Headway is being made to increase high level skills
There are now too few jobs for UK graduates, and the gap between the supply of high-level workers and jobs for them is growing, a report suggests.
The report by the UK Commission for Employment and Skills says businesses need to show more vision and be more ambitious to offer highly skilled jobs.
It says targets for the year 2020 to raise the skills of those with low or intermediate skills will not be met.
Ministers say the report is out of date and employers must play their part.
Firms should do more to invest in skills, they say.
The report criticises leadership and management in the UK, describing "a long tail of managers who are not well qualified and do not apply accepted management practices".
Unless they improve, economic performance will not improve either, it says.
The UKCES is an independent body set up by government to improve employment and skills, and its report looks at how likely the UK is to meet specific targets for the year 2020.
- 90%+ of the workforce to be qualified to at least Level 2 (equivalent to five good GCSEs)
- 68% of the workforce to be qualified to at least Level 3 (equivalent to two A-levels)
- 40% of the workforce to be qualified to at least Level 4 (degree level)
Based on government figures for how many people were learning in 2006, and assuming current trends continue, the report says the UK will only achieve the Level 4 target.
It says "strong action" is needed to change these predictions.
These targets evolved from recommendations by a major report on skills written by Lord Leitch at the end of 2006.
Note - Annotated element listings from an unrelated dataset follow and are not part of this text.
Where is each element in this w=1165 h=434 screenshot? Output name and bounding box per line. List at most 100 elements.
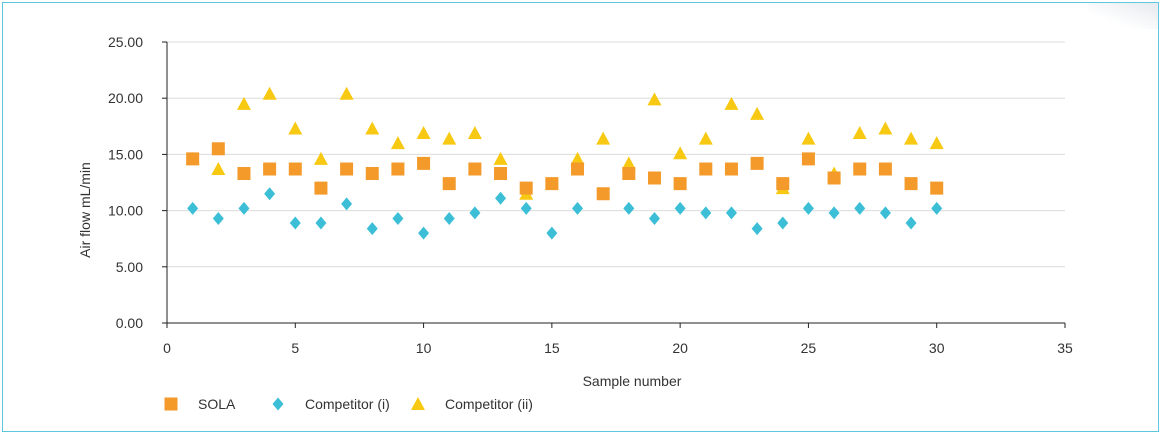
diamond-point bbox=[187, 201, 199, 215]
diamond-point bbox=[751, 222, 763, 236]
x-axis-label: Sample number bbox=[583, 373, 682, 389]
square-point bbox=[211, 142, 225, 156]
triangle-point bbox=[211, 162, 226, 176]
triangle-point bbox=[493, 151, 508, 165]
square-point bbox=[365, 167, 379, 181]
square-point bbox=[468, 162, 482, 176]
square-point bbox=[878, 162, 892, 176]
diamond-point bbox=[418, 226, 430, 240]
diamond-point bbox=[443, 211, 455, 225]
legend: SOLA Competitor (i) Competitor (ii) bbox=[164, 396, 533, 412]
gridlines bbox=[167, 41, 1065, 268]
square-point bbox=[827, 171, 841, 185]
y-tick-label: 10.00 bbox=[108, 203, 143, 219]
diamond-point bbox=[802, 201, 814, 215]
diamond-point bbox=[392, 211, 404, 225]
diamond-point bbox=[264, 187, 276, 201]
x-tick-label: 5 bbox=[291, 340, 299, 356]
x-tick-label: 25 bbox=[801, 340, 817, 356]
diamond-point bbox=[520, 201, 532, 215]
diamond-point bbox=[777, 216, 789, 230]
triangle-point bbox=[442, 131, 457, 145]
diamond-point bbox=[828, 206, 840, 220]
square-point bbox=[571, 162, 585, 176]
square-point bbox=[724, 162, 738, 176]
triangle-point bbox=[313, 151, 328, 165]
square-point bbox=[519, 181, 533, 195]
triangle-point bbox=[339, 86, 354, 100]
triangle-point bbox=[852, 126, 867, 140]
square-point bbox=[673, 177, 687, 191]
diamond-point bbox=[366, 222, 378, 236]
triangle-point bbox=[878, 121, 893, 135]
x-tick-labels: 0 5 10 15 20 25 30 35 bbox=[163, 340, 1073, 356]
diamond-point bbox=[341, 197, 353, 211]
square-point bbox=[801, 152, 815, 166]
y-tick-label: 0.00 bbox=[116, 315, 143, 331]
data-points bbox=[185, 86, 944, 240]
diamond-point bbox=[212, 211, 224, 225]
square-point bbox=[622, 167, 636, 181]
x-tick-label: 30 bbox=[929, 340, 945, 356]
series-sola bbox=[186, 142, 944, 201]
square-point bbox=[391, 162, 405, 176]
triangle-point bbox=[698, 131, 713, 145]
y-axis-label: Air flow mL/min bbox=[77, 162, 93, 258]
square-point bbox=[776, 177, 790, 191]
diamond-point bbox=[238, 201, 250, 215]
legend-triangle-marker bbox=[411, 397, 425, 410]
x-tick-label: 10 bbox=[416, 340, 432, 356]
square-point bbox=[596, 187, 610, 201]
diamond-point bbox=[572, 201, 584, 215]
square-point bbox=[930, 181, 944, 195]
y-tick-label: 15.00 bbox=[108, 146, 143, 162]
x-tick-label: 15 bbox=[544, 340, 560, 356]
triangle-point bbox=[236, 96, 251, 110]
x-tick-label: 0 bbox=[163, 340, 171, 356]
square-point bbox=[186, 152, 200, 166]
square-point bbox=[853, 162, 867, 176]
legend-diamond-marker bbox=[272, 397, 284, 411]
triangle-point bbox=[904, 131, 919, 145]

Lord Leitch also said 95% of the UK population should have functional literacy and numeracy by 2020.
But the UK will only meet the target for literacy, the UKCES says.
Its report says: "The proportion of jobs requiring higher levels of qualifications has been rising whilst the proportion requiring low or no qualification has been declining.
"This trend has profound implications for vulnerable groups and people facing multiple barriers to employment."
With regard to the high skills "mismatch", it says the growth in high skill people significantly exceeds the growth in high skill jobs, with an increase in overqualified staff, particularly graduates.
To change this, investment should be made in raising the ambitions of employers as well as skills supply.
"The UK has too few high performance workplaces," it concludes.
General Secretary of the Trade Union Congress, Brendan Barber, agreed that raising ambition was the responsibility of businesses:
"Government must also take note of the finding that improving skills is only part of the solution," he said.
"Too few businesses are operating in high value-added sectors and too many employees are over-qualified for their job. Tackling these challenges requires a wider economic strategy."
"The government, unions and employers must continue to invest in training in order to protect as many jobs as possible during the downturn.
England's Skills Secretary, John Denham, said: "This report vindicates our long held position that investment in skills is key to our future prosperity and should be a priority for individuals and employers as well as government.
"However many of its projections are based on 2006 data and assume no further action will be taken by government.
"Since 2006 the government has published the Leitch report, begun to transform the skills system, invested heavily in skills to the tune of over £5 billion in 2009-10 and 7.4 million adults have gained a qualification.
"We are acting now to protect our future prosperity."